Grace is not what makes a good life unnecessary and redundant. Rather it is what makes such goodness as we have more graceful than grim; able to listen as well as speak; attentive rather than merely attention-seeking; forgiving and not just forgetting. Grace is what makes humane virtue not just a possibility, but an impregnability. And the way Grace makes our virtues impregnable is by planting itself beneath us, so to speak, and rooting us in the joy of God. As opposed to mounting itself high above us - as our own graceless, joyless virtue is so often apt to do - and then sneering and scowling at us.

Indeed it often helps for me to think of Divine grace as being the express opposite of anything "proud." And here I use the word as I believe it's most commonly used by the Hebrew poets and proverb-collectors: - to denote something boastful, vaunting, "high"-minded, and above all conscious of its greatness and exaltation. Whereas, far from being like those high-and-dry clouds which the "tree-tops" of our virtue can never reach, the graciousness of God is the one thing both lowly enough to be the soil of our good works, and fertile enough to push them upwards, to ever-greater, more inconceivable heights. Besides being the one ground secure enough to anchor that most unexpected of all trees, the Cross.

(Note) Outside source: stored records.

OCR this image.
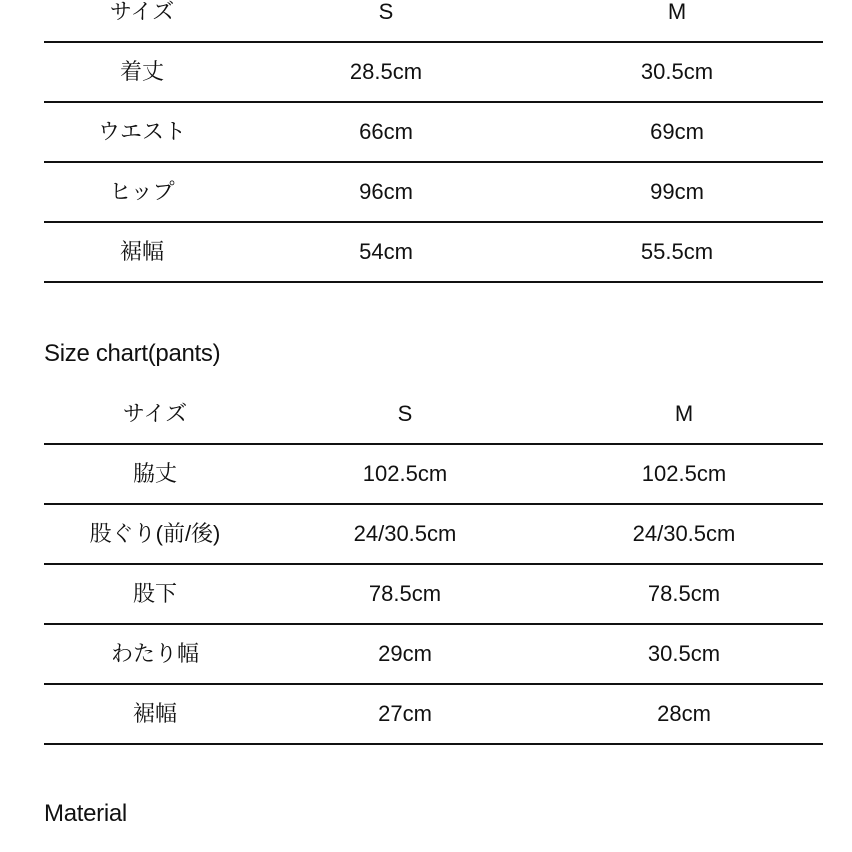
サイズ	S	M
着丈	28.5cm	30.5cm
ウエスト	66cm	69cm
ヒップ	96cm	99cm
裾幅	54cm	55.5cm
Size chart(pants)
サイズ	S	M
脇丈	102.5cm	102.5cm
股ぐり(前/後)	24/30.5cm	24/30.5cm
股下	78.5cm	78.5cm
わたり幅	29cm	30.5cm
裾幅	27cm	28cm
Material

I'm not saying God's grace is the only soil of our human virtue. It is merely the one soil that isn't just so much dust, clay and ashes: the one ground, rain-sweet, alive with mist, and swarming with all manner of living things, that actually leaves us better on account of our virtue than we were before, and not worse. And I believe that's something far more than any mere human virtue has ever managed to do.